I’m not old enough to have taught or been a student during the height of the Cold War. I imagine, however, that teaching in our contemporary milieu of political polarization and anxiety about our country’s future and place in the world is quite similar to the paranoia and fear people experienced during the Cold War era. I believe that our students need us to acknowledge that their futures feel unstable and unclear. One way to do that is by teaching them to embrace a certain level of uncertainty and ambiguity in their learning.

I’ve been thinking about this recently as my eighth-grade Global Thinking students have embarked on a unit on the Middle East. My students greet this material with a mixture of curiosity and trepidation. They have an intense desire to understand the world around them and they sense, correctly, that there is more to the story than what is shared in the U.S. media. For them, there is excitement in studying such complex and urgent material, but they also sense our country’s atmosphere of angst and are themselves uneasy. They are scared, but they’re not sure of what; they are curious, but they’re apprehensive about what they don’t know. In this way, they are similar to many Americans who find themselves fearful and angry.  

As a history teacher and scholar, I believe that one of the reasons for this profound national anxiety is a lack of information, knowledge and understanding about the world, especially the Middle East. I see evidence of widespread Islamophobia—including the conflation of Islam with the Middle East—as well as evidence that our students and fellow citizens believe gross inaccuracies about the region. And yet as I think about my unit on the Middle East, I also know how challenging it is to understand such a complicated region, where the narratives are intricate, even contradictory at times. Using The Middle East in Transition, a curriculum from The Choices Program at Brown University, as well as supplemental materials from contemporary news sources, I try to provide the broadest possible historical context for current developments. Although the unit proceeds logically and feels like a conventional history unit with timelines, slideshows and discussions, our learning quickly gets complicated. We read articles that directly contradict one another. Our struggles with bias, perspective and narrative are more daunting than usual.

This knottiness scares some teachers away from teaching material like this, but I prefer to take that complexity and make it the starting point for students’ learning. In this blog post, my colleague similarly argued for “accepting, and even welcoming, this ‘messiness’” as an essential part of our course. The message we send to students when we ignore challenging content is much scarier than tackling this content thoughtfully and carefully: Cordoning off areas of the world or lines of inquiry only reinforces students’ perceptions of what matters. Misperception will only fester and calcify if we don’t at least attempt to disrupt it, even if we do it imperfectly. If we only studied what fit neatly into a cohesive narrative, there wouldn’t be much to study in history class!

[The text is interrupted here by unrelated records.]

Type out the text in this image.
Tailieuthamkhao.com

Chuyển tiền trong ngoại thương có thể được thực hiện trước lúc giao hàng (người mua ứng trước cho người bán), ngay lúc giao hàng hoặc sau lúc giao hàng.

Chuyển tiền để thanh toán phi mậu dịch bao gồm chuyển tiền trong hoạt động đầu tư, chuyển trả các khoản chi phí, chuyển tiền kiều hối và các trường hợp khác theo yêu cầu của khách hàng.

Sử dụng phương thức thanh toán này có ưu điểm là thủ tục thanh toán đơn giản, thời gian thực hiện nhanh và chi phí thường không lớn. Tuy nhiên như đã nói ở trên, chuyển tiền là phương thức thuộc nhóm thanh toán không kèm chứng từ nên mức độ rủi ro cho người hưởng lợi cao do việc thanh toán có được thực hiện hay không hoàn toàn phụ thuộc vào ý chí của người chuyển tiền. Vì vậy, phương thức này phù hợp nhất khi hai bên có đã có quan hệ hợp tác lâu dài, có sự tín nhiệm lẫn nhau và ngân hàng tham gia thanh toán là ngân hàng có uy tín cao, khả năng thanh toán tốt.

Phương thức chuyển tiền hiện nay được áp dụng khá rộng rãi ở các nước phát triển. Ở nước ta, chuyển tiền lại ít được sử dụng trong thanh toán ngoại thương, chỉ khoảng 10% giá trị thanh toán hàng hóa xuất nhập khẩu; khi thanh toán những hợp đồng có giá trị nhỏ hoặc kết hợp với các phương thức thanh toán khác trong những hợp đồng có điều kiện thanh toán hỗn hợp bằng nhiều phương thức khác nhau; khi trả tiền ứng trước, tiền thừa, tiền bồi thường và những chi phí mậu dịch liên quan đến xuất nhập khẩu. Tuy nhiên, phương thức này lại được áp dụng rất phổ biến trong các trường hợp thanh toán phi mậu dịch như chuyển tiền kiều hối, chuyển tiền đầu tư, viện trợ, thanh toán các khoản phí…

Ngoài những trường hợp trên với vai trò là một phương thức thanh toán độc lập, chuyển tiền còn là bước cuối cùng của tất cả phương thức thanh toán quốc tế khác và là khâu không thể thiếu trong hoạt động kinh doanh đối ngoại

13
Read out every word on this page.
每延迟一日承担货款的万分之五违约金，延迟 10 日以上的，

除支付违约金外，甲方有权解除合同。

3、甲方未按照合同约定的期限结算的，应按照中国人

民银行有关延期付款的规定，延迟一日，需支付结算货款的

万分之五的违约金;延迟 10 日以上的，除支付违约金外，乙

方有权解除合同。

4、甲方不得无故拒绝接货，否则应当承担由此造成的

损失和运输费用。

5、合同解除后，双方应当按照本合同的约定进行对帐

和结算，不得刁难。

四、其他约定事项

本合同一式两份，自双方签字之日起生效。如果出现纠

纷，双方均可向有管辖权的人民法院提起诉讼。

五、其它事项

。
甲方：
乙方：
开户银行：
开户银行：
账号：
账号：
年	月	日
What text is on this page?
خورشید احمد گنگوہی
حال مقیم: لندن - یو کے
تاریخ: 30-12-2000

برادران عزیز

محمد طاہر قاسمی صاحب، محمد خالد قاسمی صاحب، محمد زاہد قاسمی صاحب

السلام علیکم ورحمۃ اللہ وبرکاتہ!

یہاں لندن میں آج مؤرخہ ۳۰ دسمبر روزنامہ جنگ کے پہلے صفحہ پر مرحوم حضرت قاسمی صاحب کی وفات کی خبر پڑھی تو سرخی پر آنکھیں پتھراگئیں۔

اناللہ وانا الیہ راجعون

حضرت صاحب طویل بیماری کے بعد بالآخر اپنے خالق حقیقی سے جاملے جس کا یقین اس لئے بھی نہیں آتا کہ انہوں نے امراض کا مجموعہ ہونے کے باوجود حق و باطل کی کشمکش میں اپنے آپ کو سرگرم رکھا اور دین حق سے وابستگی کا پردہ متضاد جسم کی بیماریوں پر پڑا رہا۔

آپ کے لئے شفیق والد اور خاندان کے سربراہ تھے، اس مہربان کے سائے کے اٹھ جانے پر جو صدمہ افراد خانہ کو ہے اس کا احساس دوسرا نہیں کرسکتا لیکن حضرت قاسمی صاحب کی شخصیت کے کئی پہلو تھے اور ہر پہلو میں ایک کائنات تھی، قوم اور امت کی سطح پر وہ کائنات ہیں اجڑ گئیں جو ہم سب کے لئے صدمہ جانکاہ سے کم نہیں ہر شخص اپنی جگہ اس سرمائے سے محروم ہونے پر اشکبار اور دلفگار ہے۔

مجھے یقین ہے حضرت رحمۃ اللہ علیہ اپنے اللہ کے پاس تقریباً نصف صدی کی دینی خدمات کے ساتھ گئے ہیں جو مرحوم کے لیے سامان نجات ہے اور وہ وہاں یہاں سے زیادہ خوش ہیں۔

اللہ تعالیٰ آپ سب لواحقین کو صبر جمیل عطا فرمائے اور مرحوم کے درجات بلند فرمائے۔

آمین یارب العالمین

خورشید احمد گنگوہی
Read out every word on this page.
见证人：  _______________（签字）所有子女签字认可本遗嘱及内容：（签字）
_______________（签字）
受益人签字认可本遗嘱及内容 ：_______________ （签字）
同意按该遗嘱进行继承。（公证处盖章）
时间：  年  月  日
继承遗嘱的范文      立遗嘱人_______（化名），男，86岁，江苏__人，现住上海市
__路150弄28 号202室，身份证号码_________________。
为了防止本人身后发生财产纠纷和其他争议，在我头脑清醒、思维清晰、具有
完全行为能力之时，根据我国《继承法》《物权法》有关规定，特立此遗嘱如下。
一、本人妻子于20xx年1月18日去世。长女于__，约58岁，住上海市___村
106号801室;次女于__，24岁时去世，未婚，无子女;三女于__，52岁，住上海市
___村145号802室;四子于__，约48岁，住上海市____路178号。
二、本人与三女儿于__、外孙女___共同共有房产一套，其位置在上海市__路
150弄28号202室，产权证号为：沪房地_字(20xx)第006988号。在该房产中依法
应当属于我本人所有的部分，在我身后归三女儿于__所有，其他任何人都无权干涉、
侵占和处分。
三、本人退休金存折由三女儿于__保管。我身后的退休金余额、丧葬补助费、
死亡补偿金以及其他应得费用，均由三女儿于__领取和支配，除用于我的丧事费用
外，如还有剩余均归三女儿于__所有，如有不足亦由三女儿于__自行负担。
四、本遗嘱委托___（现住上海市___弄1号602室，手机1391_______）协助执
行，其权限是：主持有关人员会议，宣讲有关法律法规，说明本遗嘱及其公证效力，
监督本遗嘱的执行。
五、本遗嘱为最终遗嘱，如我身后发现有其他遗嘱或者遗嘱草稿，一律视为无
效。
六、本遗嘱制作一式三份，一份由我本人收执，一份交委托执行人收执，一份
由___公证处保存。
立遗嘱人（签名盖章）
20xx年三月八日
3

When I present the unit to students, I am explicit about how hard it will be. I am similarly transparent about my own struggles to develop understanding, and I model for students that the embrace of uncertainty and patience with ambiguity are at the root of authentic scholarship. The unit is framed as an opportunity for them to practice developing comfort with uncertainty. I believe that the lesson of learning with a teacher whose own knowledge is emerging and evolving can inspire students to keep inquiring and learning themselves. As we learn more, we typically have more questions. We teachers may need to lean in and model that fact ourselves. So teach what you’re still learning, be open about your questions and acknowledge uncertainty. Show your students how an unyielding quest for knowledge and understanding is the surest path toward a more tolerant, open-minded world.